第9章 今回のサミットは成功だったのか、失敗だったのか?

洞爺湖サミットのシェルパを務めた河野雅治さん

河野雅治: サミットシェルパの議長をやった自分にとっての1つの大きなメリットは、ちょっと英語がうまくなったということです(笑)。議長ですから数多くの提案をするのですが、とにかく何度シェルパたちに罵倒されたか。彼らは自分たちの都合の悪い表現に対しては、「英文法上間違っている」と言うのです。英語力がちょっとだけ伸びたかもしれませんけれど、シェルパの作業というのは厳しいものがあったということです。

シェルパ間の議論は英語でやるのですが、信じられないような英語が飛び交うのですね。相手は法廷弁護士のような人たち、あるいは本当に百戦錬磨の人たちです。1つだけ例を挙げれば、あるシェルパが「I can not disagree more」と言ったことがありました。意味分かりますか? ああ、いい言葉だなと思った。私は「大賛成」という意味だと思ったんですよ。

普通の言い方は、「I can not agree more」ですね。その全く反対の表現である「I can not disagree more」などという激しい言葉を言うなんて、想像もしていなかったのです。それでハッと思って、「それは相当ひどいことを言っているんじゃないか?」「ああ、もちろんですよ」と。それがまさに国益というものなのです。それぞれの国がそれほど徹底的に表現を激しくして、相手を揺さぶって、自分の有利なように、ものをひきつける。これがまさにシェルパ会合のプロセスだったと思います。

私が今回のサミットを経験して、サミットには限界があると思いました。今日は触れませんでしたけれど、投機マネーの話、石油価格の問題にしろ、それぞれの国が政策をつくって、政策協調すれば解決するという時代は、はるか遠く過ぎ去ったのだろうと思います。それぞれの国にそれぞれの政策があって、どうしても調整しきれないところをどうするかというところで、やはりサミットには1つの限界があると思います。

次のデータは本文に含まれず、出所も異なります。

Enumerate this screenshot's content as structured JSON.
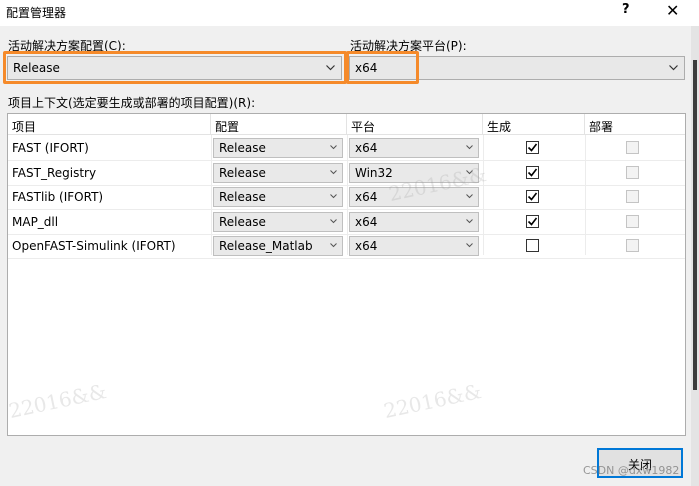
{
  "window": {
    "title": "配置管理器",
    "help": "?",
    "close": "✕"
  },
  "active_config": {
    "label": "活动解决方案配置(C):",
    "value": "Release"
  },
  "active_platform": {
    "label": "活动解决方案平台(P):",
    "value": "x64"
  },
  "grid": {
    "label": "项目上下文(选定要生成或部署的项目配置)(R):",
    "columns": [
      "项目",
      "配置",
      "平台",
      "生成",
      "部署"
    ],
    "rows": [
      {
        "project": "FAST (IFORT)",
        "config": "Release",
        "platform": "x64",
        "build": true,
        "deploy": false
      },
      {
        "project": "FAST_Registry",
        "config": "Release",
        "platform": "Win32",
        "build": true,
        "deploy": false
      },
      {
        "project": "FASTlib (IFORT)",
        "config": "Release",
        "platform": "x64",
        "build": true,
        "deploy": false
      },
      {
        "project": "MAP_dll",
        "config": "Release",
        "platform": "x64",
        "build": true,
        "deploy": false
      },
      {
        "project": "OpenFAST-Simulink (IFORT)",
        "config": "Release_Matlab",
        "platform": "x64",
        "build": false,
        "deploy": false
      }
    ]
  },
  "close_button": {
    "label": "关闭"
  },
  "watermark": {
    "text": "22016&&",
    "credit": "CSDN @dxw1982"
  },
  "colors": {
    "highlight": "#f58a2a",
    "focus": "#0078d7"
  }
}
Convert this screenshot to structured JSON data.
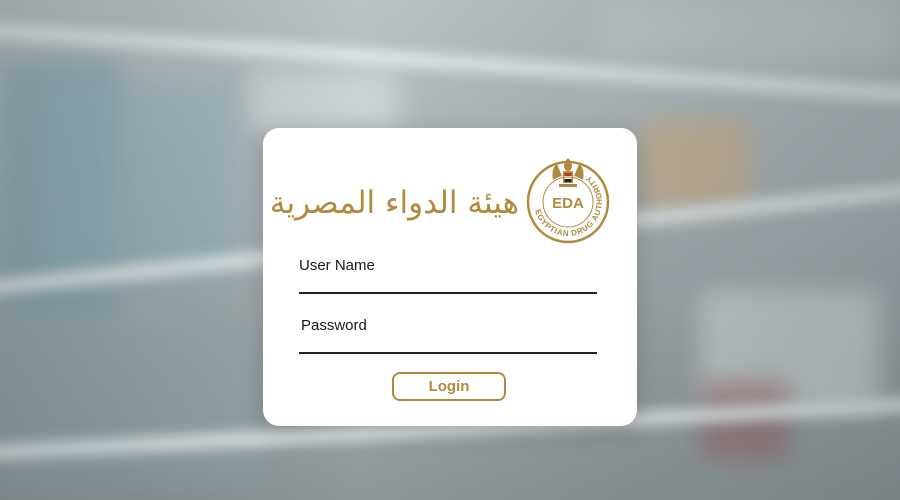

気候変動の問題も、中国やインドなど主要な排出国を入れないで、40%しか排出していない、しかもこれから排出が減るだろうG8だけがものを決めても、世界の温暖化の問題は解決しません。しかし、やはり首脳は目の前の問題に対応しなければいけない。そういった中でのサミットですから、やはりサミットは曲がり角に来ていると思います。

しかし、それならばサルコジ大統領の言うように、G8に中国、インド、南ア、メキシコ、ブラジル、これを入れて13にする、あるいはエジプトまで入れて14にするという考えが正しいのでしょうか。今回確信したのですが、私はそうは思いません。これははっきり思います。

もしこの国々が入ったら、最初にどういう議題を議論するのか。8人、9人という人数で議論をするのと、16人で議論するのとでは、会議の性格は全く変わると思います。今回はG8がリードして議題をセットして、それに招待してダイアログをやるといった形で、G8のリーダーシップ、指導力も発揮でき、かつ対話が充実できた。そのかわり、G8の首脳たちは17時間の議論を強いられたわけですが、こういう姿が、恐らく今現在の最も望ましいサミットだと思います。

さあ、どうでしょう、来年はイタリア、その後はカナダ、そして再来年はフランスが議長国になります。フランスは虎視眈々とサミットの改革をねらっています。これにカナダ、アメリカ、日本、そしてイタリアは強く反対しています。サミットの将来はどうなるのか、まだ、これからこのドラマは続くと思います。しかし、私は今現在、今のG8のサミットの姿が正しいと確信しています。

サミットは登山に例えられていますが、ずっといろいろな山を登ってきて、そして1週間前にようやく山の頂上まで行きつきました。多くのメディアから、「今回のサミットは成功だったのか、失敗だったのか。河野さん、あなただったら何点つけるんだ?」と、こういうことを聞かれましたが、私は点がつけられないと思うのです。外交というのは、絶対評価ができるものではないと思います。

ただ、はっきりしていることは、「山を登り終えた」ということです。終わって今1週間して思うことは、登った山は下りなければいけません。今回はさまざまな首脳が決めた多くの新しい、これからのイニシアティブというのが文章の中に入っています。これを実現していくということが、まさに山を下りることであって、下山しなければ、このサミットというのは完結しないのだと思います。

幸い、日本の議長というのは今年(2008年)の12月31日までありますので、私としては、議長として、さらにあと数カ月、下山に向けての、すなわちフォローアップのためのリーダーシップをとって、そして来年の1月にイタリアに議長国を渡すということまでやりたいと思っています。

ご静聴、ありがとうございました。